Pharmacie

L’article qui suit est le résumé du travail réalisé par les étudiants en alternance du Master 2 DGIS , sous la supervision de l’équipe pédagogique, dans le cadre d’un projet prévu dans leur formation. Il réunit, par thème, l’étude de quelques jurisprudences et sujets d’actualité du droit positif relatif au droit de la santé

I. La mutation du rôle du pharmacien

Face à l’essor des médicaments biosimilaires, encouragé par la stratégie nationale de santé, la LFSS 2026 redéfinit le rôle du pharmacien, qui dépasse désormais la simple dispensation des traitements.

➜ Un pouvoir de substitution renforcé

L’article L. 5125-23-2 du Code de la santé publique autorise le pharmacien à substituer un médicament biologique par un biosimilaire du même groupe, sous réserve :

  • de l’absence d’opposition motivée du médecin ;
  • du respect de la liste fixée par arrêté ministériel ;
  • de la continuité des soins et de la traçabilité de la substitution.

➜ Un double enjeu sanitaire et économique

• Les biosimilaires, malgré leur complexité, présentent une efficacité et une sécurité comparables à celles des médicaments de référence. Leur autorisation de mise sur le marché repose sur une procédure européenne centralisée et rigoureuse.

• Moins coûteux, ils contribuent à la maîtrise des dépenses de santé.

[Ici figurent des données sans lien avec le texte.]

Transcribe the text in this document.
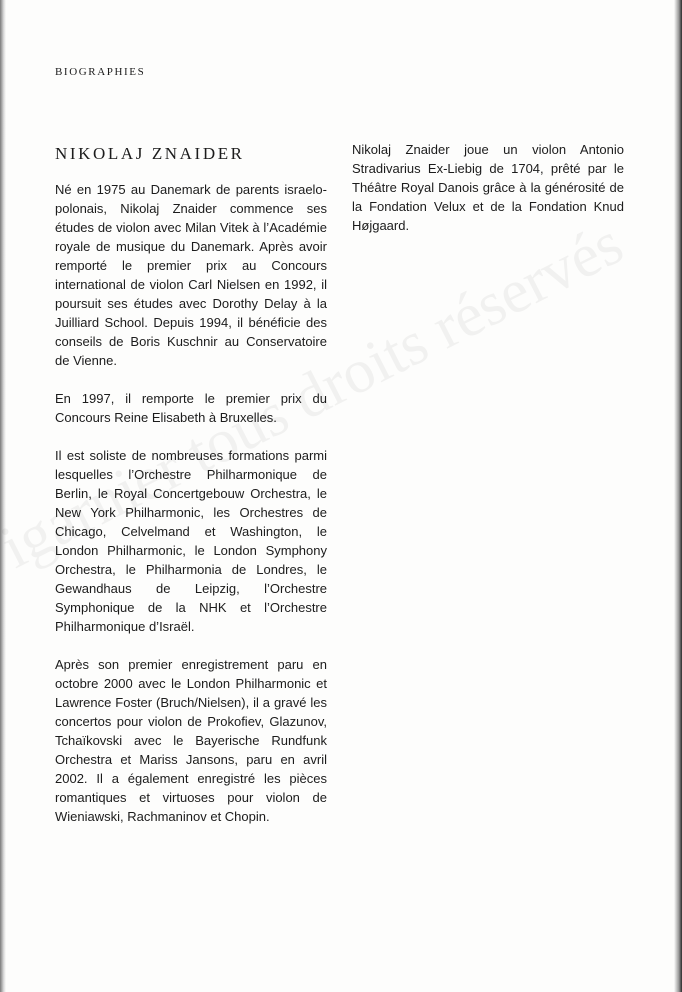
BIOGRAPHIES
NIKOLAJ ZNAIDER

Né en 1975 au Danemark de parents israelo-polonais, Nikolaj Znaider commence ses études de violon avec Milan Vitek à l’Académie royale de musique du Danemark. Après avoir remporté le premier prix au Concours international de violon Carl Nielsen en 1992, il poursuit ses études avec Dorothy Delay à la Juilliard School. Depuis 1994, il bénéficie des conseils de Boris Kuschnir au Conservatoire de Vienne.

En 1997, il remporte le premier prix du Concours Reine Elisabeth à Bruxelles.

Il est soliste de nombreuses formations parmi lesquelles l’Orchestre Philharmonique de Berlin, le Royal Concertgebouw Orchestra, le New York Philharmonic, les Orchestres de Chicago, Celvelmand et Washington, le London Philharmonic, le London Symphony Orchestra, le Philharmonia de Londres, le Gewandhaus de Leipzig, l’Orchestre Symphonique de la NHK et l’Orchestre Philharmonique d’Israël.

Après son premier enregistrement paru en octobre 2000 avec le London Philharmonic et Lawrence Foster (Bruch/Nielsen), il a gravé les concertos pour violon de Prokofiev, Glazunov, Tchaïkovski avec le Bayerische Rundfunk Orchestra et Mariss Jansons, paru en avril 2002. Il a également enregistré les pièces romantiques et virtuoses pour violon de Wieniawski, Rachmaninov et Chopin.

Nikolaj Znaider joue un violon Antonio Stradivarius Ex-Liebig de 1704, prêté par le Théâtre Royal Danois grâce à la générosité de la Fondation Velux et de la Fondation Knud Højgaard.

↳ La LFSS 2026 encourage leur utilisation, notamment par des mesures incitatives liées au tiers payant.

➡️ Le pharmacien s’affirme ainsi comme un acteur central de l’accès aux soins et de la soutenabilité du système de santé.


II. L’encadrement du commerce en ligne des médicaments vétérinaires

Le développement du numérique touche également le secteur vétérinaire. Le décret n° 2025-908 du 6 septembre 2025 encadre strictement la vente en ligne de médicaments vétérinaires afin de garantir la sécurité des utilisateurs et le bon usage des traitements.

➜ Des conditions de vente limitées

  • seuls les médicaments vétérinaires non soumis à prescription peuvent être vendus en ligne ;
  • cette activité est réservée aux pharmaciens, vétérinaires et professionnels habilités ;
  • la création d’un site est soumise à une déclaration préalable auprès de l’ANSES.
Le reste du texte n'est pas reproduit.